Rather than adhere to seat-time metrics, SIATech focuses on students demonstrating competency. A course is complete when a student achieves 80 percent mastery based on benchmark assessments and summative evaluations. Students get real-time feedback on skill mastery through the short-cycle assessments built into the learning management system. In addition, fully online courses are available for high-stakes test preparation.

Notable results
Because SIATech students tend to be highly transient, the “point in time” measures that presume continuous enrollment from September through June do not work for an open entry/exit model. Thus, high-stake tests arguably are not appropriate for SIATech because they tend to measure institutional growth rather than individual student growth. SIATech prefers a value-added model, which measures individual student growth in literacy and numeracy from the time they enter a SIATech school until they leave. Using this metric, SIATech has reported that on average, students achieve greater than two years of growth in one year in math, reading, and writing.
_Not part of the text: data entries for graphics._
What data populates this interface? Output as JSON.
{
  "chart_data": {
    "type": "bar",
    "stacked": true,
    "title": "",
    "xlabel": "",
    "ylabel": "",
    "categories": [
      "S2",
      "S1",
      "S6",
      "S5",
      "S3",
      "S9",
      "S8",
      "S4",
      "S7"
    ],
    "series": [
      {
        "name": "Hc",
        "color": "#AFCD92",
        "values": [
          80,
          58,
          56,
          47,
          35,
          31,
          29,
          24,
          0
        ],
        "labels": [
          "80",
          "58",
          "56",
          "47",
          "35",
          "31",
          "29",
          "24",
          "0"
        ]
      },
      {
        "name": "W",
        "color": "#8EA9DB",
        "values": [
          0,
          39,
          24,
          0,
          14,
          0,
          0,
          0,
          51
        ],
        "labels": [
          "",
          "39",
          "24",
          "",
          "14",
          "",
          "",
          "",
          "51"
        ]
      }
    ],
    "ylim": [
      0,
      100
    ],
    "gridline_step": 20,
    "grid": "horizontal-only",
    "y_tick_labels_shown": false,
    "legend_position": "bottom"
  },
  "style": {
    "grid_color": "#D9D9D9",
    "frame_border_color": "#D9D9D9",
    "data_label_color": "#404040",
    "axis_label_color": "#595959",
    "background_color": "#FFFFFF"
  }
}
Since 1998, nearly 10,000 out-of -school youth have earned their high school diploma at SIATech’s 14 school sites.

SIATech officials reported that to the extent its blended model saves money, the school redeploys the funds in software, equipment, the extended school year, smaller class sizes, and research and development.

On the horizon
SIATech hopes to scale to 10,000 students by 2015. Dawson said that charter laws can make scaling difficult, so SIATech is reformulating its delivery model to try to scale without being totally charter dependent. This will involve enhanced partnerships with Workforce Investment Act (WIA) programs, school districts, colleges, and community-based organizations.

Among the top needs for SIATech scalability is access to more mobile computing devices—such as netbooks, smartphones, and iPads, for students who need to work remotely. Currently SIATech is piloting a program of issuing netbooks to students at its El Centro, Calif., campus to meet the needs of students whose schedules do not accommodate traditional school hours.

In addition SIATech hopes to develop even more collaboration across its schools, both in terms of students accessing great SIATech teachers at other schools and student-to-student collaboration. “Leveraging technology for program delivery together with highly active and interactive learning based on media-rich content, ‘just in time’ learning, and expert teaching is key to future success,” Dawson said. “SIATech continues to actively pursue policy changes at the federal, state, and local levels to get rid of archaic practices that cling to seat-time and impose accountability systems that do not meaningfully assess individual student growth. The success of public education depends on how we address these needed changes. The transformation of dropouts to graduates is the prize!”